1. Hele getallen
- Getallen helpen je om de wereld te ordenen te structureren en te organiseren
- Getallen gebruik je bv om te nummeren, te tellen en om aantallen aan te geven
- Met de getallen waarmee we tellen kun je ook rekenen, bv optellen en aftrekken. De
uitkomsten zijn dan opnieuw natuurlijke getallen
- BSN > als het nummer 8 cijfers telt, zet je er eerst een 0 voor zodat je 9 cijfers krijg.

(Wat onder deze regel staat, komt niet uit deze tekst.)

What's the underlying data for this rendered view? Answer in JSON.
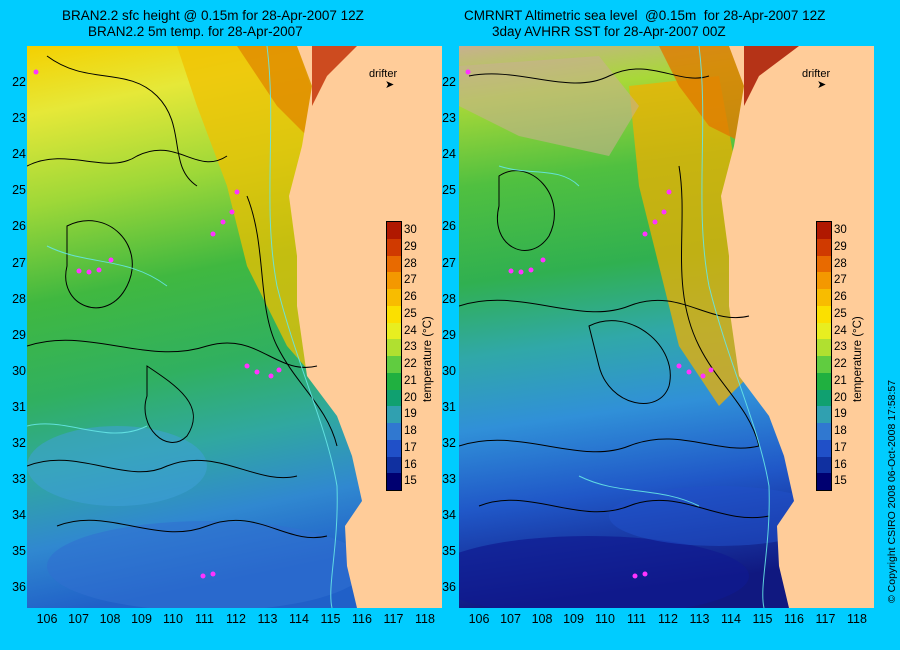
{
  "left_panel": {
    "title_line1": "BRAN2.2 sfc height @ 0.15m for 28-Apr-2007 12Z",
    "title_line2": "BRAN2.2 5m temp. for 28-Apr-2007"
  },
  "right_panel": {
    "title_line1": "CMRNRT Altimetric sea level  @0.15m  for 28-Apr-2007 12Z",
    "title_line2": "3day AVHRR SST for 28-Apr-2007 00Z"
  },
  "legend": {
    "drifter_label": "drifter",
    "drifter_color": "#ff33ff"
  },
  "colorbar": {
    "title": "temperature (°C)",
    "ticks": [
      "30",
      "29",
      "28",
      "27",
      "26",
      "25",
      "24",
      "23",
      "22",
      "21",
      "20",
      "19",
      "18",
      "17",
      "16",
      "15"
    ],
    "colors": [
      "#b01800",
      "#d03a00",
      "#e86a00",
      "#f49800",
      "#f8bc00",
      "#fbe000",
      "#e8ee20",
      "#b0e030",
      "#60cc40",
      "#20b040",
      "#10a070",
      "#30a0b0",
      "#3078d0",
      "#2050c8",
      "#1030a0",
      "#000070"
    ]
  },
  "axes": {
    "latitudes": [
      "22",
      "23",
      "24",
      "25",
      "26",
      "27",
      "28",
      "29",
      "30",
      "31",
      "32",
      "33",
      "34",
      "35",
      "36"
    ],
    "longitudes": [
      "106",
      "107",
      "108",
      "109",
      "110",
      "111",
      "112",
      "113",
      "114",
      "115",
      "116",
      "117",
      "118"
    ]
  },
  "land_color": "#ffcc99",
  "copyright": "© Copyright CSIRO 2008    06-Oct-2008 17:58:57"
}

Het 1e cijfer x 9, 2e cijfer x 8, 3e cijfer x 7, etc. tel alle acht uitkomsten bij elkaar op en
deel de uitkomst door 11. De rest die de deling oplevert, moet het laatste cijfer zijn
van het BSN > ja = geldig, nee = ongeldig
Talstelsel / getallenstelsel / getalsysteem = het systeem om getallen in een rij cijfers weer
te geven
Decimaal = tientallig > 0 t/m 9
Positionele notatie = manier van hoeveelheden noteren
- Romeinse getalsysteem:
o I=1
o V=5
o X = 10
o L = 50
o C = 100
o D = 500
o M = 100
Additief systeem = de waarde van het voorgestelde getal wordt bepaald door het totaal van
de symbolen
Subtractief principe = als een symbool met een kleinere waarde voor een symbool met een
hogere waarde staat, wordt de waarde van het eerste symbool afgetrokken van de waarde
van het tweede symbool > IX = 4
Binaire talstelsel = tweetallig
Hexadecimale talstelsel = zestientallig
Sexagesimale talstelsel / Babylonische getalsysteem = zestigtallig
Octale stelsel = achttallig
Metriek stelsel = elke eenheid wordt in stappen van tien groter of kleiner
, - Kenmerken van deelbaarheid: een getal is deelbaar door:
o 2, als het getal even is
o 3, als de som van de cijfers deelbaar is door 3
o 4, als de laatste twee cijfers een viervoud zijn
o 5, als het getal eindigt op een 0 of een 5
o 6, als het getal deelbaar is door 2 én door 3
o 9, als de som van de cijfers deelbaar is door 9
Priemgetal / strookgetal = een getal dat alleen zichzelf en het getal 1 als deler heeft
- 2, 3, 5, 7, 11, 13, 17, 19, 23, 29, 31, 37, 41, 43, 47, 53, 59, 61, 67, 71, 73, 79, 83, 89,
97, 101, 103, 107, 109, 113
Ontbinden in factoren = het zoeken naar getallen die met elkaar vermenigvuldigd weer het
oorspronkelijke getal opleveren > 85 = 5 en 17 (5 x 17 = 85), 5 en 17 hebben geen andere
delers dan 1 en zichzelf
Grootste gemeenschappelijke deler (GGD) = grootst mogelijke deler waardoor je én het ene
getal én het andere getal kunt delen
- Bv 6 en 12 = GGD 6
- Stap 1: noteer delers van 6 > 1, 2, 3 en 6
- Stap 2: noteer delers van 12 > 1, 2, 3, 4, 6 en 12
- Stap 3: zoek de grootste deler die 6 en 12 gemeenschappelijk hebben > 6
- Notatie: GGD (6, 12) = 6
Kleinste gemeenschappelijke veelvoud (KGV) = kleinst mogelijke getal waar je op komt als
je én het ene getal én het andere getal met een natuurlijk getal vermenigvuldigt
- Bv 6 en 12 = KGV 12
- Stap 1: noteer veelvouden van 6 > 6, 12, 18, 24, 30, 36, etc.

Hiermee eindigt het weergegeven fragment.